Женька проскользнул меж ящиками, поспешил к дороге под их прикрытием, сел в машину к Володе:
— Гони!
— Куда?
— Сейчас — куда угодно, лишь бы подальше отсюда.
Проехали с километр, и Женька стал соображать, где лучше повернуть, чтобы проехать к дому Макарова. Но потом он принял иное решение. Нельзя туда ехать. Квартиру командира он и так засветил, о ней теперь узнают и менты… Выродки!
Там, в Чечне, он называл московских омоновцев братанами, он и сейчас готов за них последнюю руку положить, но эти…
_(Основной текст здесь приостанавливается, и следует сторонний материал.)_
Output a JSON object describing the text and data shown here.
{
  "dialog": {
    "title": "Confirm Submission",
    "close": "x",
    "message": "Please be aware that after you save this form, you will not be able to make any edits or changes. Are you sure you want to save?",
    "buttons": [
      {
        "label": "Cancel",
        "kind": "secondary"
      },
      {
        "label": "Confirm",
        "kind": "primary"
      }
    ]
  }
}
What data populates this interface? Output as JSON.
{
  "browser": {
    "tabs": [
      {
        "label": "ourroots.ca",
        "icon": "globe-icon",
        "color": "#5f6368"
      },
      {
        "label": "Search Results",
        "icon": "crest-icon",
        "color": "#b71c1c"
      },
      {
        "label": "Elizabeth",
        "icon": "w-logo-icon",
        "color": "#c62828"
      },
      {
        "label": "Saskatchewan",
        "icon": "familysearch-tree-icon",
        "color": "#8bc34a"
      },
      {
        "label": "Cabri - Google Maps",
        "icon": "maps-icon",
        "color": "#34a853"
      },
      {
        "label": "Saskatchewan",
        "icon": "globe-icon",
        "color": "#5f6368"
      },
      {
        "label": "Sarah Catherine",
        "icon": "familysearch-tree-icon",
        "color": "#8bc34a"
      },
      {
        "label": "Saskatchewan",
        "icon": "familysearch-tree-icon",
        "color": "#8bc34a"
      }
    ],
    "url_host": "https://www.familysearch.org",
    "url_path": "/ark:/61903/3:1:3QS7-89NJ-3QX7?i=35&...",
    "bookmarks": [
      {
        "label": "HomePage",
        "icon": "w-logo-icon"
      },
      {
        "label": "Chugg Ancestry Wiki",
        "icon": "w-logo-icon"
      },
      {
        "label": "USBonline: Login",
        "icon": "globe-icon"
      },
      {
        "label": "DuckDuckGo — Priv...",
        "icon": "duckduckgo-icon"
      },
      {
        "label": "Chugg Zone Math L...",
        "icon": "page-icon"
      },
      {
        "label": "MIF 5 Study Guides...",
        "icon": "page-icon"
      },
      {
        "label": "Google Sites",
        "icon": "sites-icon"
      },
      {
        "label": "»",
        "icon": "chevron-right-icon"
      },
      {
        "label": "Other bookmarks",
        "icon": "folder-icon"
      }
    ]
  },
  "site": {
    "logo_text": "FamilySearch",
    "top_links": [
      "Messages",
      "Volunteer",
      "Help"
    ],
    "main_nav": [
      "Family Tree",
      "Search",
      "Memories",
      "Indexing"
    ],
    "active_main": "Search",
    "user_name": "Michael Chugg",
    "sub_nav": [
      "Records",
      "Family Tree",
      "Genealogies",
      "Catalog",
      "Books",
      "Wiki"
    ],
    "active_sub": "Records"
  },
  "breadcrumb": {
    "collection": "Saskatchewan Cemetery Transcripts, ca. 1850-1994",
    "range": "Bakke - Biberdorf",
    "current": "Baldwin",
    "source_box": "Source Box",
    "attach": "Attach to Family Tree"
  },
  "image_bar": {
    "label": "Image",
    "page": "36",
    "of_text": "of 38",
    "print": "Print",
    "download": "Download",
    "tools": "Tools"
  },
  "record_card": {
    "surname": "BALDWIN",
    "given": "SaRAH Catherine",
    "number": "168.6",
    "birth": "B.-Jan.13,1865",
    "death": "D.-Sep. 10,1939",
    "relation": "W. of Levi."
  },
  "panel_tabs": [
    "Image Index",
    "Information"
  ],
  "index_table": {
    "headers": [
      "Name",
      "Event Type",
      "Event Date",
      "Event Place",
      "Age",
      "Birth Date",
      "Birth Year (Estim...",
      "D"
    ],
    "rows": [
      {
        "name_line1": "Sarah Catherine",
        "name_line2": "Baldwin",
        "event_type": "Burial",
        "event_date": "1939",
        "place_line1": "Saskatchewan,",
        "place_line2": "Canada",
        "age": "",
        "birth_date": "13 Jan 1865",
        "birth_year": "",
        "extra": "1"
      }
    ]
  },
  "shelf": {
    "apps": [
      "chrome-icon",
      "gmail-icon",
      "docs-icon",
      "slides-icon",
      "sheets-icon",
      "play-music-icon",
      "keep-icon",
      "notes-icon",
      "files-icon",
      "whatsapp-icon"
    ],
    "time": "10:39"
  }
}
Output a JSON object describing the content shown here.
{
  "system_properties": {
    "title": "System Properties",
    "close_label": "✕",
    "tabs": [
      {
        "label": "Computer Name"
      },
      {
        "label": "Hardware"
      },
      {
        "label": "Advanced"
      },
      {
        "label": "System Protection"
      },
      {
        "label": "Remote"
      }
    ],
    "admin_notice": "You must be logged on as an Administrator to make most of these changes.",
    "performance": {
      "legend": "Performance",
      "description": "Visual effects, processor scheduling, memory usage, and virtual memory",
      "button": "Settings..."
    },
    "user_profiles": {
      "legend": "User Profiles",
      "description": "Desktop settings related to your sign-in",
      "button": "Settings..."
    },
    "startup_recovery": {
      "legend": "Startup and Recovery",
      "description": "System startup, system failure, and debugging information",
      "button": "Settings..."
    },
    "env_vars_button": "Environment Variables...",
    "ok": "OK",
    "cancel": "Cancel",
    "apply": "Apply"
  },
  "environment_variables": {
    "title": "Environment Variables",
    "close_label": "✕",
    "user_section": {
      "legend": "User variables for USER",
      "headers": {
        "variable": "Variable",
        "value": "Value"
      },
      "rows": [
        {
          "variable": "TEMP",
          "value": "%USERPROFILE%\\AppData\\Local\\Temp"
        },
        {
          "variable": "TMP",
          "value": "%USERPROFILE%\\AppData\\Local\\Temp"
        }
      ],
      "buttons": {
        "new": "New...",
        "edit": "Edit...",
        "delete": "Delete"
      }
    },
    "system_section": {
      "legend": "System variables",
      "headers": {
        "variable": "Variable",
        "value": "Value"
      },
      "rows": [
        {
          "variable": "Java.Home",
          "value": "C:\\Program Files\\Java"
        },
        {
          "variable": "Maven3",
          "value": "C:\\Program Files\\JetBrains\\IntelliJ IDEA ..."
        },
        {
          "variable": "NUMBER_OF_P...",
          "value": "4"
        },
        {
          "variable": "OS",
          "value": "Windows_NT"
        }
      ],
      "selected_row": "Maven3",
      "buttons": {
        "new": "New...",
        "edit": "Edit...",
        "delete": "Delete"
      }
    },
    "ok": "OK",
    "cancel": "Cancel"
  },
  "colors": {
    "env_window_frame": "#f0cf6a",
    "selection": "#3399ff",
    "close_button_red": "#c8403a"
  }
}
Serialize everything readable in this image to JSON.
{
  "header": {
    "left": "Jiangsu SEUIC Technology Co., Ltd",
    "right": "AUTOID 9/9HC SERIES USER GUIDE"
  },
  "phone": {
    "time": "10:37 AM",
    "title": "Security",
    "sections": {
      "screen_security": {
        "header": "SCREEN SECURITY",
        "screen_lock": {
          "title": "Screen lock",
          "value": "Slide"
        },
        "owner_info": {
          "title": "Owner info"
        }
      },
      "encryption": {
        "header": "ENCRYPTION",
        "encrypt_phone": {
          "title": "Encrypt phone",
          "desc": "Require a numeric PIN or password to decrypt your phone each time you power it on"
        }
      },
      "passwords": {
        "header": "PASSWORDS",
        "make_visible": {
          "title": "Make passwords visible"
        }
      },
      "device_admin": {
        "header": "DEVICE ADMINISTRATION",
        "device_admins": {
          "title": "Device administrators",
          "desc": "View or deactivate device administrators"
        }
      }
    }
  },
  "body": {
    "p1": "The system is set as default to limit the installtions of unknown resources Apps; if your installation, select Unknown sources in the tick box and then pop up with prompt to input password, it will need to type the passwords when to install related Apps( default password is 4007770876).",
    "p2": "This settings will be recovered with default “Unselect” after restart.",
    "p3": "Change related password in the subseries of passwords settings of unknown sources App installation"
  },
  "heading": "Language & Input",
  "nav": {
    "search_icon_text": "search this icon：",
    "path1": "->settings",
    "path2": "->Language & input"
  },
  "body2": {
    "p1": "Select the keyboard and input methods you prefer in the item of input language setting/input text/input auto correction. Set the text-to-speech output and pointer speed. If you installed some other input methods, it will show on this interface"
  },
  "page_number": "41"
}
Разыскать бы сейчас тех, с кем вместе лазили в горах! В принципе, это нетрудно, но не хочется их в такую кашу втягивать…
— Останови тут, что ли, — попросил он.
Володя притормозил у тротуара, спросил:
— А почему «что ли»?
— Потому что все равно, где выходить.
— Податься некуда, да?
Зырянов промолчал.
— Слушай, — сказал водитель. — У меня бабушка в деревне, классная старушка такая, и всего полчаса езды от кольцевой дороги. Поедем, отлежишься там, а? Я тебе денег дам на мелкие расходы…
— Деньги у меня есть. Спасибо, брат!..
Глава 11
Лес был лиственный, светлый, опавшая листва уже чуть подгнила в теплые дни и пахла йодом. Грибов было много, но одни уже почернели от старости, другие, попадавшиеся Макарову, почему-то оказывались несъедобными и даже ядовитыми, по утверждению Леси. Но настроения ему это ни капли не портило.
Да и до лампочки ему были всякие сыроежки и подберезовики! Он почти не выпускал из рук Олежку. Паренек оказался чересчур серьезным и рассудительным. Говорил он крайне мало, недоверчиво, по-взрослому прищуривая глаза.
— Ты правда мой папа?
— Правда, сынок, правда.
Макаров попытался было покрепче прижать сына к груди, но тот выгибался упругой лозой, уходя от объятий.
— А война совсем закончилась?
— Для кого как.
Мальчика этот ответ не устроил, он не понял его:
— Что ли, не закончилась?
— Закончилась, Олежка.
Тот немного помолчал, потом заключил:
— Тогда ты правда мой папа.
Макаров даже остановился, пытаясь вникнуть в детскую логику.
— С чего ты решил?
— Мама говорила, что ты вернешься, когда закончится война и если тебя там не убьют.